“Person” means an individual, corporation, partnership, limited liability company, joint venture, association, trust, unincorporated organization, government (or agency or political subdivision thereof) or any other entity or group (as defined in Section 13(d) of the Exchange Act).
“Pre-Closing Tax Period” means any taxable period (or portion thereof) ending on or prior to the Effective Date.
“SEC” means the Securities and Exchange Commission.
“Securities Act” means the Securities Act of 1933 and the rules and regulations thereunder.
“Shares” means, at any time, (i) Common Stock and (ii) any other equity securities now or hereafter issued by the Company, together with any options thereon and any other shares or other equity securities issued or issuable with respect thereto (whether by way of a share dividend, share split or in exchange for or in replacement or upon conversion of such shares or otherwise in connection with a combination of shares, recapitalization, merger, consolidation or other corporate reorganization).

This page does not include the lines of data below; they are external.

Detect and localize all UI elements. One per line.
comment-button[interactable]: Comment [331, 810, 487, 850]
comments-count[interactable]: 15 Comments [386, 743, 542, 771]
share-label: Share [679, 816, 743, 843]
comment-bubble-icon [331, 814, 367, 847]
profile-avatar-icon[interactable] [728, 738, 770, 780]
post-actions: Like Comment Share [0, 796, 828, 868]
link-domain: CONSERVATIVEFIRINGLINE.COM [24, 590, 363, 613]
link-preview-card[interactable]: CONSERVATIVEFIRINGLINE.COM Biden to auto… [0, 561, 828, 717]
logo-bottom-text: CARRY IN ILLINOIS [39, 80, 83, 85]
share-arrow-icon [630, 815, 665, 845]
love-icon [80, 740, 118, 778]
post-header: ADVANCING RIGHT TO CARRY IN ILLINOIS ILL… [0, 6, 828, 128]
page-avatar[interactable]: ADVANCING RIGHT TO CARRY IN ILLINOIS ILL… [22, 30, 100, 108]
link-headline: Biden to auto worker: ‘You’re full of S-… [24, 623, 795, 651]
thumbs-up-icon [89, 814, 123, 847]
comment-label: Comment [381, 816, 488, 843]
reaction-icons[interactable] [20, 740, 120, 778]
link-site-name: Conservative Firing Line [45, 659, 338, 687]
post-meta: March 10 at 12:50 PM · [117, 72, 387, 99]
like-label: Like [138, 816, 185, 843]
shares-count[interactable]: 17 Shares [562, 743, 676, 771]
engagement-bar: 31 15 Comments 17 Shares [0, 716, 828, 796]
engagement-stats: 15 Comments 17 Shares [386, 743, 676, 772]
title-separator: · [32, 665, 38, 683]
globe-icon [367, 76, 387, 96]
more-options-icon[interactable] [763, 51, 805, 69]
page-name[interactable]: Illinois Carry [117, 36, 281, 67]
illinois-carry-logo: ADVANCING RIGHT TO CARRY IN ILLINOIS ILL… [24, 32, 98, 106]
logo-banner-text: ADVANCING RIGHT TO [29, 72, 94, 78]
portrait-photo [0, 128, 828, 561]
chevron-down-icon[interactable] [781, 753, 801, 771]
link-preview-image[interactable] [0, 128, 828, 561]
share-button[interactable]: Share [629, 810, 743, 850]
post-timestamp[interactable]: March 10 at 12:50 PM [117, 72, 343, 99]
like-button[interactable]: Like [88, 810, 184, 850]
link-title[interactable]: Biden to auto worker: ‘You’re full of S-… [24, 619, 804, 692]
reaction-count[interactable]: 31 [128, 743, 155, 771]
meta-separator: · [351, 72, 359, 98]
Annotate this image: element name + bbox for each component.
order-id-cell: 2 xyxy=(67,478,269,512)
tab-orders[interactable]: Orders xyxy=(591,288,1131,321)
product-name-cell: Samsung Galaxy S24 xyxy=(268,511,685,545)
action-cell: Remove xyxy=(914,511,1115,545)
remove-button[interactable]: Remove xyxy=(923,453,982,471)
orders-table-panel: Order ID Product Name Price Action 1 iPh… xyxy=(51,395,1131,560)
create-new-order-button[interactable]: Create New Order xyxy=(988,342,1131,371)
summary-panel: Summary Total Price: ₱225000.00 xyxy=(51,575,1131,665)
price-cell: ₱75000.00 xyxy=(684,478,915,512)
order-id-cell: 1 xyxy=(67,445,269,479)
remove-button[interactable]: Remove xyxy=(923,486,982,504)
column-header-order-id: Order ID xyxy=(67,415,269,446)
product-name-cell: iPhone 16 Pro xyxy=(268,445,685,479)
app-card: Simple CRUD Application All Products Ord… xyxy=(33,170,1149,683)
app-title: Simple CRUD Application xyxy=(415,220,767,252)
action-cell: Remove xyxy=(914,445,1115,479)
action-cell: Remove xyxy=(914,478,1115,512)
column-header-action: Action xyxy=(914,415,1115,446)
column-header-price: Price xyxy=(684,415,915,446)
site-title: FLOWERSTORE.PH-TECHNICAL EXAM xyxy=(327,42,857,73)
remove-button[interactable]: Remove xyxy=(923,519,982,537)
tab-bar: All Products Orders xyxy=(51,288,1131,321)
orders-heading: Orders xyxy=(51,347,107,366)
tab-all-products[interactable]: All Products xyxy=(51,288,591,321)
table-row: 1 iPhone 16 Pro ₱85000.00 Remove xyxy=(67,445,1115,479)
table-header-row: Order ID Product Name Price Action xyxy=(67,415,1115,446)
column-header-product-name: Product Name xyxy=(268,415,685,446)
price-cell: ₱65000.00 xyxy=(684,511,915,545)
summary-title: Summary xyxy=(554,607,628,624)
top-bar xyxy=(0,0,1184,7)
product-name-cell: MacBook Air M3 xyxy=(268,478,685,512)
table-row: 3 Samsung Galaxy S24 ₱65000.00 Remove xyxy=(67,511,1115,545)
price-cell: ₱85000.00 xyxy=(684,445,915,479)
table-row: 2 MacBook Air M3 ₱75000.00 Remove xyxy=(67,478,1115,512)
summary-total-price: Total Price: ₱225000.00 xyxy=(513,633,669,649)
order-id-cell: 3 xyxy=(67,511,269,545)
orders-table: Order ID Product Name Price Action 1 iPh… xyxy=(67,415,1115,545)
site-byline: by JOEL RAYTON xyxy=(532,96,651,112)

“Stockholders” means the Carlyle Stockholders and any other Person who from time to time become party to this Agreement by execution of a Joinder Agreement.
“Tax” shall have the meaning given such term in the Implementation Agreement.
“Transfer” means any direct or indirect transfer, donation, sale, assignment, pledge, hypothecation, grant of a security interest in or other disposal or attempted disposal of all or any portion of a security, any interest or rights in a security, or any rights under this Agreement.
“Transferee” means the recipient of a Transfer.
“Valid Business Reason” has the meaning set forth in Section 3.2(f)(ii).
“WKSI” means a well-known seasoned issuer, as defined in the SEC’s Rule 405.
SECTION | II. REPRESENTATIONS AND WARRANTIES OF THE COMPANY |
2.1 Representations and Warranties of the Company. The Company hereby represents, warrants and covenants to the Stockholders as follows: (a) the Company has full corporate power and authority to enter into this Agreement and perform its obligations hereunder; (b) this Agreement constitutes the valid and binding obligation of the Company enforceable against it in accordance with its terms; and (c) the execution, delivery and performance by the Company of this Agreement: (i) does not and will not violate any laws, rules or regulations of the United States or any state or other jurisdiction applicable to the Company, or require the Company to obtain any approval, consent or waiver of, or to make any filing with, any Person that has not been obtained or made; and (ii) does not and will not result in a breach of, constitute a default under, accelerate any obligation under or give rise to a right of termination of any indenture or loan or credit agreement or any other material agreement, contract, instrument, mortgage, lien, lease, permit, authorization, order, writ, judgment, injunction, decree, determination or arbitration award to which the Company is a party or by which the property of the Company is bound or affected, or result in the creation or imposition of any mortgage, pledge, lien, security interest or other charge or encumbrance on any of the assets or properties of the Company or implicate any preemptive or registration rights of other holders of Shares.